There’s excitement among Remainers this week as Geordie Greig, the Mail on Sunday’s editor, will take over from Paul Dacre at the Daily Mail.
Constantly clashing with its sister title – Britain’s most fiercely pro-Brexit paper, responsible for front pages such as “Enemies of the People”, “Crush the Saboteurs” and “House of Unelected Wreckers” – the Mail on Sunday under Greig even ran a two-page editorial officially endorsing Remain ahead of the EU referendum in 2016.
“Those who would have you believe in the plucky Little England of the past are selling a dangerous illusion,” it read, lamenting the “nebulous promise, made by people who may not be wholly sincere about it, and who in any other circumstances would probably be at each other’s throats, is not enough to make us take the biggest national leap of faith in living memory”.
So will Greig, described in today’s Guardian as “a staunch remainer”, take the Daily Mail on a new path, away from Dacre’s frothing euroscepticism?
Tonally, yes, substantially, no – according to insiders.

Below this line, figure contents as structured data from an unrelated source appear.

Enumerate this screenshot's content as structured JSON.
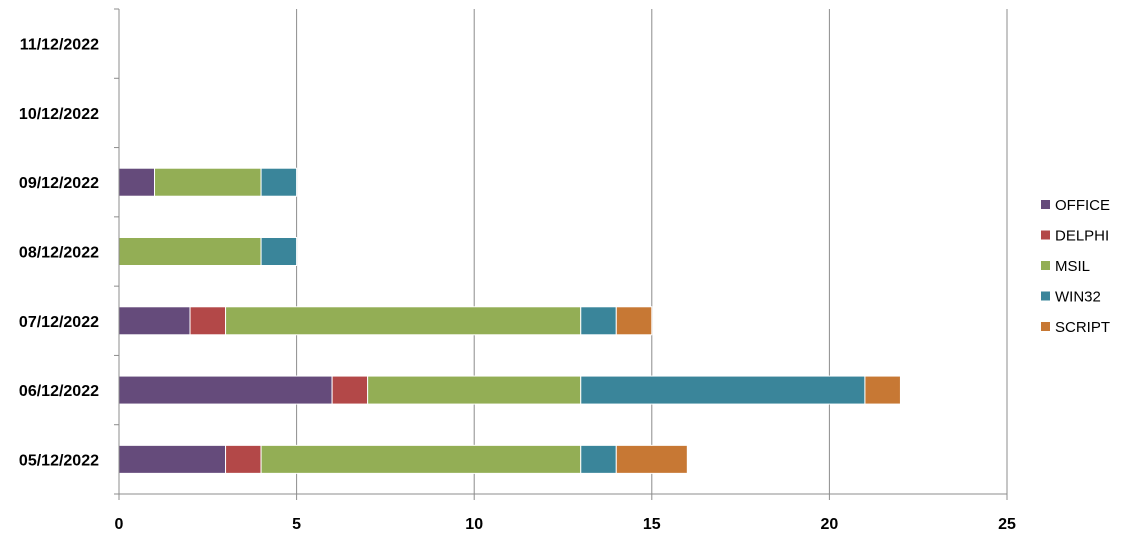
{
  "chart_data": {
    "type": "bar",
    "orientation": "horizontal",
    "stacked": true,
    "categories": [
      "05/12/2022",
      "06/12/2022",
      "07/12/2022",
      "08/12/2022",
      "09/12/2022",
      "10/12/2022",
      "11/12/2022"
    ],
    "series": [
      {
        "name": "OFFICE",
        "color": "#654b7b",
        "values": [
          3,
          6,
          2,
          0,
          1,
          0,
          0
        ]
      },
      {
        "name": "DELPHI",
        "color": "#b34848",
        "values": [
          1,
          1,
          1,
          0,
          0,
          0,
          0
        ]
      },
      {
        "name": "MSIL",
        "color": "#93ae55",
        "values": [
          9,
          6,
          10,
          4,
          3,
          0,
          0
        ]
      },
      {
        "name": "WIN32",
        "color": "#3a859a",
        "values": [
          1,
          8,
          1,
          1,
          1,
          0,
          0
        ]
      },
      {
        "name": "SCRIPT",
        "color": "#c77834",
        "values": [
          2,
          1,
          1,
          0,
          0,
          0,
          0
        ]
      }
    ],
    "xlim": [
      0,
      25
    ],
    "xticks": [
      "0",
      "5",
      "10",
      "15",
      "20",
      "25"
    ],
    "grid": true,
    "legend_position": "right",
    "title": "",
    "xlabel": "",
    "ylabel": ""
  }
}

Firstly, Dacre is still going to be around – and in an influential role as chairman and editor-in-chief of Associated Newspapers (which owns the Mail titles as well as Metro), advising the head of the Daily Mail’s parent company DMGT, Jonathan Harmsworth (known better as Lord Rothermere).
Yes, Greig is very chummy with the Rothermeres – he’s close to Claudia, Lady Rothermere – but this doesn’t mean his relationship with them will be any different from in his previous job as MoS editor.
While the Rothermeres may have a more liberal attitude towards Brexit than their main newspaper, this is unlikely to be enough to let Greig completely off the Brexit wagon. Rothermere is known to be hands-off proprietor (Dacre thanked him for “the freedom to edit without interference” when he announced his resignation), so won’t suddenly be using Greig as a political mouthpiece.
Rothermere is domiciled in France, where the couple live most of the time, so he won’t suffer the consequences of Brexit as directly as other business owners. Plus the Daily Mail is Britain’s top-selling paper: why change the stance of a successful product?